在MySQL中,使用like进行模糊查询,在一定情况下是无法使用索引的。如下所示:

  • 当like值前后都有匹配符时%abc%,无法使用索引
EXPLAIN SELECT * FROM `test` WHERE `name` LIKE '%abc%' ;

+----+-------------+-------+------------+------+---------------+--------+---------+--------+-------+----------+-------------+
| id | select_type | table | partitions | type | possible_keys | key    | key_len | ref    | rows  | filtered | Extra       |
+----+-------------+-------+------------+------+---------------+--------+---------+--------+-------+----------+-------------+
| 1  | SIMPLE      | test  | <null>     | ALL  | <null>        | <null> | <null>  | <null> | 19820 | 11.11    | Using where |
+----+-------------+-------+------------+------+---------------+--------+---------+--------+-------+----------+-------------+
  • 当like值前有匹配符时%abc,无法使用索引
EXPLAIN SELECT * FROM `test` WHERE `name` LIKE '%abc' ;

+----+-------------+-------+------------+------+---------------+--------+---------+--------+-------+----------+-------------+
| id | select_type | table | partitions | type | possible_keys | key    | key_len | ref    | rows  | filtered | Extra       |
+----+-------------+-------+------------+------+---------------+--------+---------+--------+-------+----------+-------------+
| 1  | SIMPLE      | test  | <null>     | ALL  | <null>        | <null> | <null>  | <null> | 19820 | 11.11    | Using where |
+----+-------------+-------+------------+------+---------------+--------+---------+--------+-------+----------+-------------+
  • 当like值后有匹配符时'abc%',可以使用索引
EXPLAIN SELECT * FROM `test` WHERE `name` LIKE 'abc%' ;

+----+-------------+-------+------------+-------+---------------+----------+---------+--------+------+----------+-----------------------+
| id | select_type | table | partitions | type  | possible_keys | key      | key_len | ref    | rows | filtered | Extra                 |
+----+-------------+-------+------------+-------+---------------+----------+---------+--------+------+----------+-----------------------+
| 1  | SIMPLE      | test  | <null>     | range | idx_name      | idx_name | 153     | <null> | 200  | 100.0    | Using index condition |
+----+-------------+-------+------------+-------+---------------+----------+---------+--------+------+----------+-----------------------+

那么,like %abc真的无法优化了吗?

我们之所以会使用%abc来查询说明表中的name可能包含以abc结尾的字符串,如果以abc%说明有以abc开头的字符串。

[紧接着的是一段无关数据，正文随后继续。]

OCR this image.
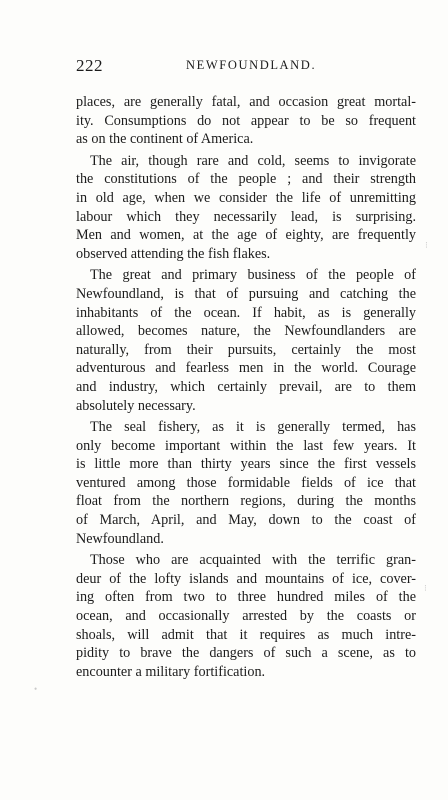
222	NEWFOUNDLAND.
places, are generally fatal, and occasion great mortal-
ity. Consumptions do not appear to be so frequent
as on the continent of America.
The air, though rare and cold, seems to invigorate
the constitutions of the people ; and their strength
in old age, when we consider the life of unremitting
labour which they necessarily lead, is surprising.
Men and women, at the age of eighty, are frequently
observed attending the fish flakes.
The great and primary business of the people of
Newfoundland, is that of pursuing and catching the
inhabitants of the ocean. If habit, as is generally
allowed, becomes nature, the Newfoundlanders are
naturally, from their pursuits, certainly the most
adventurous and fearless men in the world. Courage
and industry, which certainly prevail, are to them
absolutely necessary.
The seal fishery, as it is generally termed, has
only become important within the last few years. It
is little more than thirty years since the first vessels
ventured among those formidable fields of ice that
float from the northern regions, during the months
of March, April, and May, down to the coast of
Newfoundland.
Those who are acquainted with the terrific gran-
deur of the lofty islands and mountains of ice, cover-
ing often from two to three hundred miles of the
ocean, and occasionally arrested by the coasts or
shoals, will admit that it requires as much intre-
pidity to brave the dangers of such a scene, as to
encounter a military fortification.
⁝
⁝
•
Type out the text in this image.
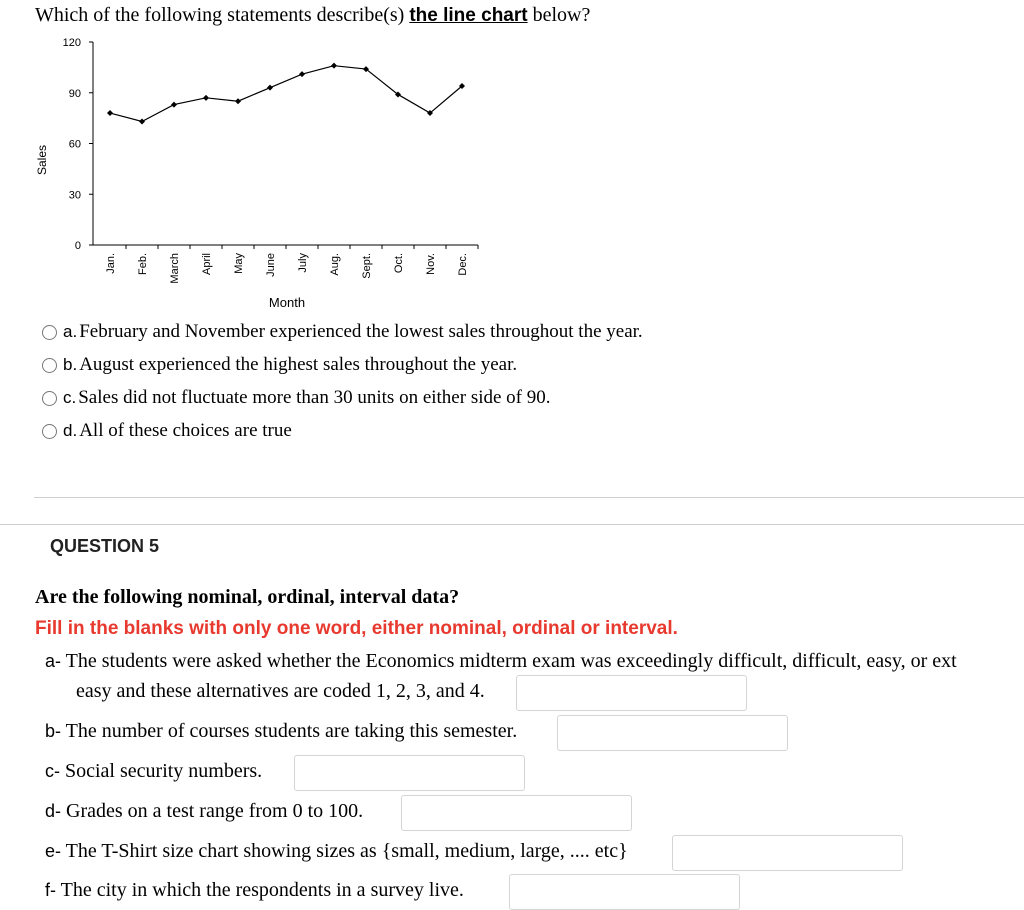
Which of the following statements describe(s) the line chart below?
0
30
60
90
120
Jan. Feb. March April May June July Aug. Sept. Oct. Nov. Dec.
Sales
Month
a. February and November experienced the lowest sales throughout the year.
b. August experienced the highest sales throughout the year.
c. Sales did not fluctuate more than 30 units on either side of 90.
d. All of these choices are true
QUESTION 5
Are the following nominal, ordinal, interval data?
Fill in the blanks with only one word, either nominal, ordinal or interval.
a- The students were asked whether the Economics midterm exam was exceedingly difficult, difficult, easy, or ext
easy and these alternatives are coded 1, 2, 3, and 4.
b- The number of courses students are taking this semester.
c- Social security numbers.
d- Grades on a test range from 0 to 100.
e- The T-Shirt size chart showing sizes as {small, medium, large, .... etc}
f- The city in which the respondents in a survey live.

假设我们要向表中的name写入123abc,我们可以将这一列反转过来,即cba321插入到一个冗余列v_name中,并为这一列建立索引:

ALTER TABLE `test` ADD COLUMN `v_name` VARCHAR(50) NOT NULL DEFAULT ''; //为test表新增v_name列
ALTER TABLE `test` ADD INDEX `idx_v_name`(`v_name`); //为v_name列添加索引
INSERT INTO `test`(`id`,`name`,`v_name`)VALUES(1,'123abc','cba321'); //这里不但要写name,也要写v_name

接下来在查询的时候,我们就可以使用v_name列进行模糊查询了

SELECT * FROM `test` WHERE `v_name` LIKE 'cba%'; //相当于反向查询匹配出了name=123abc的行

当然这样看起来有点麻烦,表中如果已经有了很多数据,还需要利用update语句反转name到vname中,如果数据量大了(几百万或上千万条记录)更新一下vname耗时也比较长,同时也会增大表空间。

UPDATE `test` SET `v_name` = REVERSE(`name`);

幸运的是在MySQL5.7.6之后,新增了虚拟列功能(如果不是>=5.7.6,只能用上面的土方法)。为一个列建立一个虚拟列,并为虚拟列建立索引,在查询时where中like条件改为虚拟列,就可以使用索引了。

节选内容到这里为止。